Lassen Sie mich ein Beispiel anführen. Mich interessieren die Feinheiten des grenzüberschreitenden Warenverkehrs, weil sie so vielsagend sind. Man denke etwa an das Quecksilber, das im 16. Jahrhundert in Spanien unter der Aufsicht eines deutschen Handelshauses gewonnen, auf Spezialschiffen über den Atlantik gebracht und auf Mauleseln die Bergpfade hinauf zu den Minen von Potosí transportiert wurde, wo man mit seiner Hilfe Silber aus Gestein löste.
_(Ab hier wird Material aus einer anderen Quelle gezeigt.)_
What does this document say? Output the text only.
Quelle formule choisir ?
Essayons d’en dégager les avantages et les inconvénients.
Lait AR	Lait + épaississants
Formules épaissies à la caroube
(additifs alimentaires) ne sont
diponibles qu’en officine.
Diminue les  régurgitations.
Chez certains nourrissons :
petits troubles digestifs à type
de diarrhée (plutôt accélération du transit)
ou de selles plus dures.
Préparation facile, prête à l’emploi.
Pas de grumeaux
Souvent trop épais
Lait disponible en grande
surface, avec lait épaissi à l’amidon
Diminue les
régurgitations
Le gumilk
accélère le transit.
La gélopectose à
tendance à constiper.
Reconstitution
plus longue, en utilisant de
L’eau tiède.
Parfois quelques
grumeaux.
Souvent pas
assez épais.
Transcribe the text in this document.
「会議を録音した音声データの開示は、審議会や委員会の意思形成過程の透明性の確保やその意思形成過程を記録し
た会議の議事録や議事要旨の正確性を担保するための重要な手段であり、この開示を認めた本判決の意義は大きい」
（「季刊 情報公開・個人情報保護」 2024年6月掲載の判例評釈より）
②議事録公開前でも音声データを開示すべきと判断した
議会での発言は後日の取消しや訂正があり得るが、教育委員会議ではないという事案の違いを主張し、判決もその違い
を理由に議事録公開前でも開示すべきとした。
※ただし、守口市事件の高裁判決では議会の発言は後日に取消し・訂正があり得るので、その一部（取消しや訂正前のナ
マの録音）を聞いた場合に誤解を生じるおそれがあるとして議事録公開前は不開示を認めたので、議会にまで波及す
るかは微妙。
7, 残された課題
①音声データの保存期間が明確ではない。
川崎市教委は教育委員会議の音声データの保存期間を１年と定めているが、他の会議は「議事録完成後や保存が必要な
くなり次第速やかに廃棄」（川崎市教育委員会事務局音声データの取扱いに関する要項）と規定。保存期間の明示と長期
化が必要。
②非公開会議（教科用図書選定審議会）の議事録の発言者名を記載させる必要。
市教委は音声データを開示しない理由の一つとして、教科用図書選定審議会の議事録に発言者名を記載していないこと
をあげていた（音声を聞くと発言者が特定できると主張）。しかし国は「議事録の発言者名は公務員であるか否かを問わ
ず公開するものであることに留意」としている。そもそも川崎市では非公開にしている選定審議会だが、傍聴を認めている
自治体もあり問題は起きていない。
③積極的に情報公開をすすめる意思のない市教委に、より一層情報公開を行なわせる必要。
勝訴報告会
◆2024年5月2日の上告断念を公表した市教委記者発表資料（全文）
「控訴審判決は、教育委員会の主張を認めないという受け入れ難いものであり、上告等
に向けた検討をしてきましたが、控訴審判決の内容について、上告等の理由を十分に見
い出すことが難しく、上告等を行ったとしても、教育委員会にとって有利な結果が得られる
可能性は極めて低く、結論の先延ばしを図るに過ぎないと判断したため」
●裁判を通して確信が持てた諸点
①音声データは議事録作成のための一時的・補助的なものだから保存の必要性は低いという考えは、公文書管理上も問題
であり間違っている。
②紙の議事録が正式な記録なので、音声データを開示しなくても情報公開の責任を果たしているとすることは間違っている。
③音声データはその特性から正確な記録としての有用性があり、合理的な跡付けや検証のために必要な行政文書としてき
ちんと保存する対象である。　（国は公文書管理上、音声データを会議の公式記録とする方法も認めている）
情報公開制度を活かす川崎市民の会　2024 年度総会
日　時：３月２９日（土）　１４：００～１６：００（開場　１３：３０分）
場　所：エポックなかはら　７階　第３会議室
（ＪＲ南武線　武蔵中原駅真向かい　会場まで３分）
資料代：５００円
Das Silber wurde dann nach Europa verschifft, wo es den lokalen Handel befeuerte, oder es wurde auf »Manila-Galeonen« auf die Philippinen gebracht und verband so die europäischen, amerikanischen und asiatischen Handelsströme. Dieses Buch ist voller Waren – von Pfeffer und anderen Gewürzen über Diamanten und Perlen bis zu Kaffee, Zucker, Tabak und den übrigen »Kolonialwaren« des 19. Jahrhunderts und schließlich zu der Fülle von Autos, Waschmaschinen und sonstigen Produkten aus der Traumwelt der Reklame des 20. Jahrhunderts. Wenn man ihren Weg von ihrem Ursprungsort bis zum Ort des Konsums verfolgt, erfährt man viel über Status, Macht, Geschlecht und anderes, von Wissenschaft bis Mode. Auch die Abwehr von Waren ist vielsagend. Lange vor der berüchtigten Autarkiepolitik der Nationalsozialisten gab es eine Ablehnung von Pfeffer und anderen Gewürzen im 16., von Kaffee im 18. und von importiertem Getreide und Fleisch im 19. Jahrhundert. In diesem Buch erfahren Sie, warum.
Auch Menschen überquerten Ländergrenzen. Im 19. Jahrhundert verließen fünfeinhalb Millionen Deutsche ihr Land und schufen eine globale Diaspora. Ich habe zu rekonstruieren versucht, was es bedeutete, in einem der »Kleindeutschlands« in den USA, in Südaustralien oder Rio Grande do Sul in Brasilien zu leben. »Massenauswanderung« war die Summe Tausender Einzelentscheidungen. Sie kam nicht zufällig in Gang, sondern war von Wirtschaftszyklen verursacht und durch Kettenmigration geformt, das heißt, Menschen aus bestimmten Gegenden in Deutschland gingen in bestimmte Gegenden im Ausland, und andere folgten ihnen. So kamen viele der Deutschen im englischen Liverpool aus Württemberg, was zu einer spektakulären Vermischung zweier ausgeprägter Dialekte geführt haben muss. Als immer mehr Menschen weggingen, begannen Nationalisten ihren »Verlust« zu beklagen und sie als »Auslandsdeutsche« zu bezeichnen statt als »Auswanderer«. Bewahrten sie ihr »Deutschsein«? Das hing davon ab, woher sie kamen, ob sie sich in einer Stadt oder auf dem Lande niederließen, ob sie einer eng verbundenen religiösen Gemeinschaft angehörten, wie alt sie waren und ob sie verheiratet oder alleinstehend waren. Was daraus entstand, ist häufig schwer einzuordnen. Was für eine Sprache ist es zum Beispiel, wenn Deutsche, die sich in Australien niederließen, davon sprachen, jemand würde »seinen Foot downputten«?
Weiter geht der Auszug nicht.